- Native name: صابر صفر
- Born: 1967 (age 58–59) Abtaa, Syria
- Allegiance: Ba'athist Syria (until 2013) Syrian opposition (2013–2024)
- Branch: Syrian Arab Air Force (until 2013) Free Syrian Army Southern Front;
- Rank: Colonel
- Unit: 2nd Air Force Battalion (until 2013) First Army^{[better source needed]} Hamza Division;
- Commands: Commander-in-chief of the 1st Army (2015)
- Conflicts: Syrian civil war Daraa Governorate campaign Daraa offensive (January 2015); 2015 Southern Syria offensive; Daraa and As-Suwayda offensive (June 2015); Daraa offensive (June–July 2015); ; ;

= Saber Safar =

Syrian Army officer

Saber Safar Fares (صابر صفر فارس) is a Syrian military officer who served as a colonel in the Free Syrian Army during the Syrian Civil War.
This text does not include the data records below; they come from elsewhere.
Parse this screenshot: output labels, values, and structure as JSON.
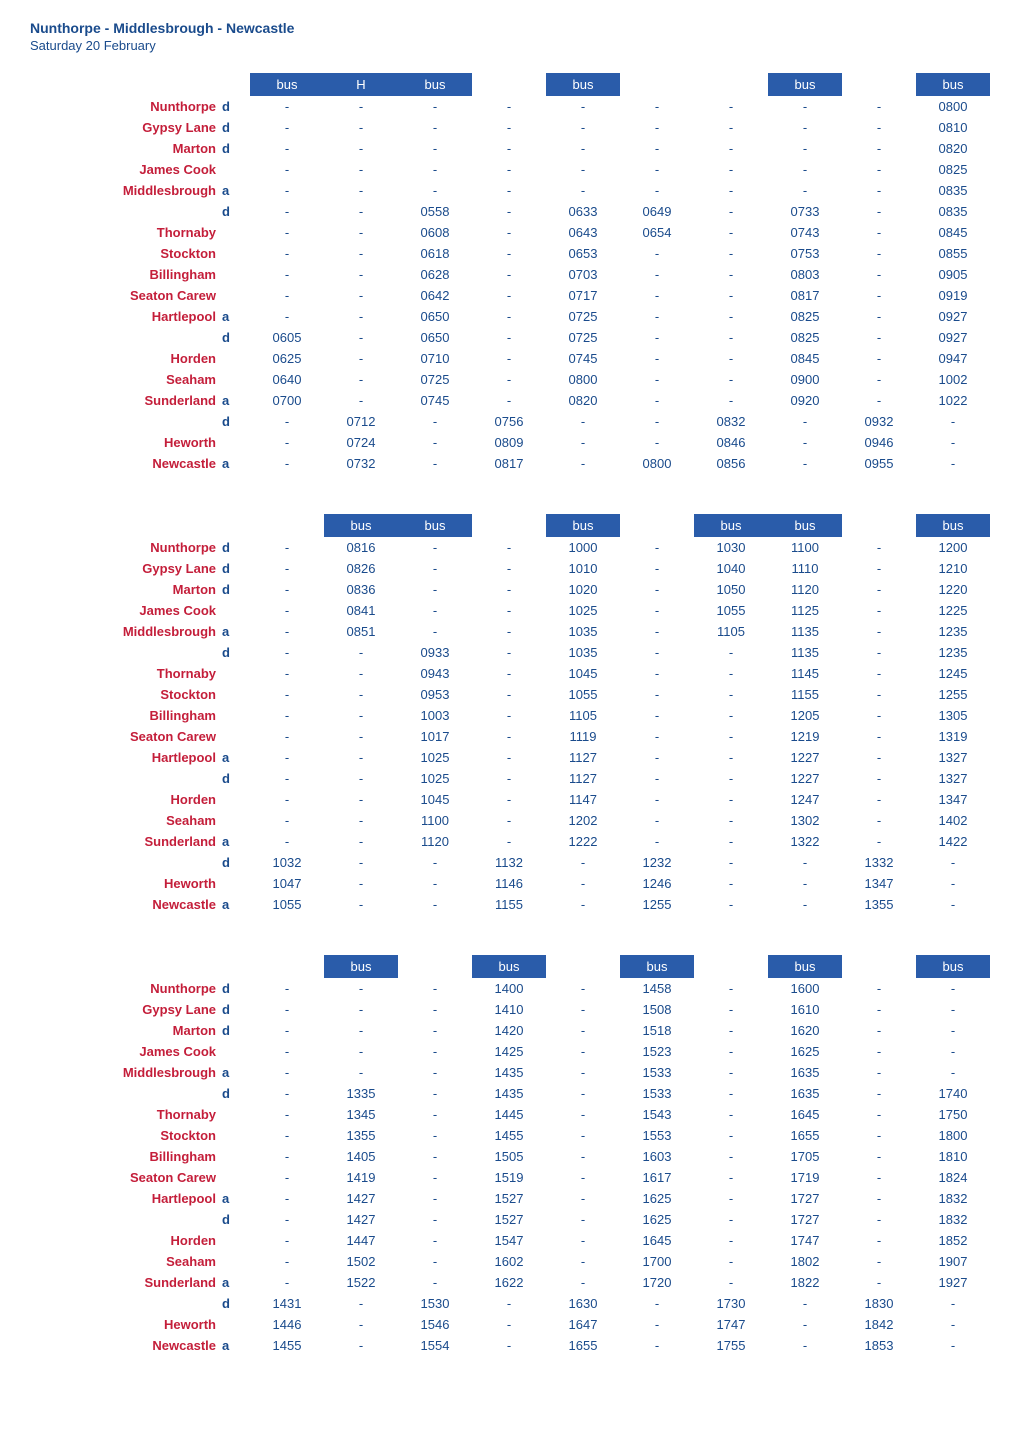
{
  "title": "Nunthorpe - Middlesbrough - Newcastle",
  "subtitle": "Saturday 20 February",
  "colors": {
    "header_bg": "#2a5caa",
    "header_fg": "#ffffff",
    "stop_color": "#c41e3a",
    "text_color": "#1a4b8c"
  },
  "stops": [
    {
      "name": "Nunthorpe",
      "ad": "d"
    },
    {
      "name": "Gypsy Lane",
      "ad": "d"
    },
    {
      "name": "Marton",
      "ad": "d"
    },
    {
      "name": "James Cook",
      "ad": ""
    },
    {
      "name": "Middlesbrough",
      "ad": "a"
    },
    {
      "name": "",
      "ad": "d"
    },
    {
      "name": "Thornaby",
      "ad": ""
    },
    {
      "name": "Stockton",
      "ad": ""
    },
    {
      "name": "Billingham",
      "ad": ""
    },
    {
      "name": "Seaton Carew",
      "ad": ""
    },
    {
      "name": "Hartlepool",
      "ad": "a"
    },
    {
      "name": "",
      "ad": "d"
    },
    {
      "name": "Horden",
      "ad": ""
    },
    {
      "name": "Seaham",
      "ad": ""
    },
    {
      "name": "Sunderland",
      "ad": "a"
    },
    {
      "name": "",
      "ad": "d"
    },
    {
      "name": "Heworth",
      "ad": ""
    },
    {
      "name": "Newcastle",
      "ad": "a"
    }
  ],
  "tables": [
    {
      "headers": [
        "bus",
        "H",
        "bus",
        "",
        "bus",
        "",
        "",
        "bus",
        "",
        "bus"
      ],
      "data": [
        [
          "-",
          "-",
          "-",
          "-",
          "-",
          "-",
          "-",
          "-",
          "-",
          "0800"
        ],
        [
          "-",
          "-",
          "-",
          "-",
          "-",
          "-",
          "-",
          "-",
          "-",
          "0810"
        ],
        [
          "-",
          "-",
          "-",
          "-",
          "-",
          "-",
          "-",
          "-",
          "-",
          "0820"
        ],
        [
          "-",
          "-",
          "-",
          "-",
          "-",
          "-",
          "-",
          "-",
          "-",
          "0825"
        ],
        [
          "-",
          "-",
          "-",
          "-",
          "-",
          "-",
          "-",
          "-",
          "-",
          "0835"
        ],
        [
          "-",
          "-",
          "0558",
          "-",
          "0633",
          "0649",
          "-",
          "0733",
          "-",
          "0835"
        ],
        [
          "-",
          "-",
          "0608",
          "-",
          "0643",
          "0654",
          "-",
          "0743",
          "-",
          "0845"
        ],
        [
          "-",
          "-",
          "0618",
          "-",
          "0653",
          "-",
          "-",
          "0753",
          "-",
          "0855"
        ],
        [
          "-",
          "-",
          "0628",
          "-",
          "0703",
          "-",
          "-",
          "0803",
          "-",
          "0905"
        ],
        [
          "-",
          "-",
          "0642",
          "-",
          "0717",
          "-",
          "-",
          "0817",
          "-",
          "0919"
        ],
        [
          "-",
          "-",
          "0650",
          "-",
          "0725",
          "-",
          "-",
          "0825",
          "-",
          "0927"
        ],
        [
          "0605",
          "-",
          "0650",
          "-",
          "0725",
          "-",
          "-",
          "0825",
          "-",
          "0927"
        ],
        [
          "0625",
          "-",
          "0710",
          "-",
          "0745",
          "-",
          "-",
          "0845",
          "-",
          "0947"
        ],
        [
          "0640",
          "-",
          "0725",
          "-",
          "0800",
          "-",
          "-",
          "0900",
          "-",
          "1002"
        ],
        [
          "0700",
          "-",
          "0745",
          "-",
          "0820",
          "-",
          "-",
          "0920",
          "-",
          "1022"
        ],
        [
          "-",
          "0712",
          "-",
          "0756",
          "-",
          "-",
          "0832",
          "-",
          "0932",
          "-"
        ],
        [
          "-",
          "0724",
          "-",
          "0809",
          "-",
          "-",
          "0846",
          "-",
          "0946",
          "-"
        ],
        [
          "-",
          "0732",
          "-",
          "0817",
          "-",
          "0800",
          "0856",
          "-",
          "0955",
          "-"
        ]
      ]
    },
    {
      "headers": [
        "",
        "bus",
        "bus",
        "",
        "bus",
        "",
        "bus",
        "bus",
        "",
        "bus"
      ],
      "data": [
        [
          "-",
          "0816",
          "-",
          "-",
          "1000",
          "-",
          "1030",
          "1100",
          "-",
          "1200"
        ],
        [
          "-",
          "0826",
          "-",
          "-",
          "1010",
          "-",
          "1040",
          "1110",
          "-",
          "1210"
        ],
        [
          "-",
          "0836",
          "-",
          "-",
          "1020",
          "-",
          "1050",
          "1120",
          "-",
          "1220"
        ],
        [
          "-",
          "0841",
          "-",
          "-",
          "1025",
          "-",
          "1055",
          "1125",
          "-",
          "1225"
        ],
        [
          "-",
          "0851",
          "-",
          "-",
          "1035",
          "-",
          "1105",
          "1135",
          "-",
          "1235"
        ],
        [
          "-",
          "-",
          "0933",
          "-",
          "1035",
          "-",
          "-",
          "1135",
          "-",
          "1235"
        ],
        [
          "-",
          "-",
          "0943",
          "-",
          "1045",
          "-",
          "-",
          "1145",
          "-",
          "1245"
        ],
        [
          "-",
          "-",
          "0953",
          "-",
          "1055",
          "-",
          "-",
          "1155",
          "-",
          "1255"
        ],
        [
          "-",
          "-",
          "1003",
          "-",
          "1105",
          "-",
          "-",
          "1205",
          "-",
          "1305"
        ],
        [
          "-",
          "-",
          "1017",
          "-",
          "1119",
          "-",
          "-",
          "1219",
          "-",
          "1319"
        ],
        [
          "-",
          "-",
          "1025",
          "-",
          "1127",
          "-",
          "-",
          "1227",
          "-",
          "1327"
        ],
        [
          "-",
          "-",
          "1025",
          "-",
          "1127",
          "-",
          "-",
          "1227",
          "-",
          "1327"
        ],
        [
          "-",
          "-",
          "1045",
          "-",
          "1147",
          "-",
          "-",
          "1247",
          "-",
          "1347"
        ],
        [
          "-",
          "-",
          "1100",
          "-",
          "1202",
          "-",
          "-",
          "1302",
          "-",
          "1402"
        ],
        [
          "-",
          "-",
          "1120",
          "-",
          "1222",
          "-",
          "-",
          "1322",
          "-",
          "1422"
        ],
        [
          "1032",
          "-",
          "-",
          "1132",
          "-",
          "1232",
          "-",
          "-",
          "1332",
          "-"
        ],
        [
          "1047",
          "-",
          "-",
          "1146",
          "-",
          "1246",
          "-",
          "-",
          "1347",
          "-"
        ],
        [
          "1055",
          "-",
          "-",
          "1155",
          "-",
          "1255",
          "-",
          "-",
          "1355",
          "-"
        ]
      ]
    },
    {
      "headers": [
        "",
        "bus",
        "",
        "bus",
        "",
        "bus",
        "",
        "bus",
        "",
        "bus"
      ],
      "data": [
        [
          "-",
          "-",
          "-",
          "1400",
          "-",
          "1458",
          "-",
          "1600",
          "-",
          "-"
        ],
        [
          "-",
          "-",
          "-",
          "1410",
          "-",
          "1508",
          "-",
          "1610",
          "-",
          "-"
        ],
        [
          "-",
          "-",
          "-",
          "1420",
          "-",
          "1518",
          "-",
          "1620",
          "-",
          "-"
        ],
        [
          "-",
          "-",
          "-",
          "1425",
          "-",
          "1523",
          "-",
          "1625",
          "-",
          "-"
        ],
        [
          "-",
          "-",
          "-",
          "1435",
          "-",
          "1533",
          "-",
          "1635",
          "-",
          "-"
        ],
        [
          "-",
          "1335",
          "-",
          "1435",
          "-",
          "1533",
          "-",
          "1635",
          "-",
          "1740"
        ],
        [
          "-",
          "1345",
          "-",
          "1445",
          "-",
          "1543",
          "-",
          "1645",
          "-",
          "1750"
        ],
        [
          "-",
          "1355",
          "-",
          "1455",
          "-",
          "1553",
          "-",
          "1655",
          "-",
          "1800"
        ],
        [
          "-",
          "1405",
          "-",
          "1505",
          "-",
          "1603",
          "-",
          "1705",
          "-",
          "1810"
        ],
        [
          "-",
          "1419",
          "-",
          "1519",
          "-",
          "1617",
          "-",
          "1719",
          "-",
          "1824"
        ],
        [
          "-",
          "1427",
          "-",
          "1527",
          "-",
          "1625",
          "-",
          "1727",
          "-",
          "1832"
        ],
        [
          "-",
          "1427",
          "-",
          "1527",
          "-",
          "1625",
          "-",
          "1727",
          "-",
          "1832"
        ],
        [
          "-",
          "1447",
          "-",
          "1547",
          "-",
          "1645",
          "-",
          "1747",
          "-",
          "1852"
        ],
        [
          "-",
          "1502",
          "-",
          "1602",
          "-",
          "1700",
          "-",
          "1802",
          "-",
          "1907"
        ],
        [
          "-",
          "1522",
          "-",
          "1622",
          "-",
          "1720",
          "-",
          "1822",
          "-",
          "1927"
        ],
        [
          "1431",
          "-",
          "1530",
          "-",
          "1630",
          "-",
          "1730",
          "-",
          "1830",
          "-"
        ],
        [
          "1446",
          "-",
          "1546",
          "-",
          "1647",
          "-",
          "1747",
          "-",
          "1842",
          "-"
        ],
        [
          "1455",
          "-",
          "1554",
          "-",
          "1655",
          "-",
          "1755",
          "-",
          "1853",
          "-"
        ]
      ]
    }
  ]
}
Fares defected from the Syrian Armed Forces to the FSA in 2013 and founded the Hamza Division. Beginning in 2015, he held the position of overall commander in the First Army of the Southern Front and was reportedly the highest ranking FSA officer in southern Syria.

==History==
In August 2015, Saber Safar survived an assassination attempt in the 1st Army headquarters in the town of Abtaa.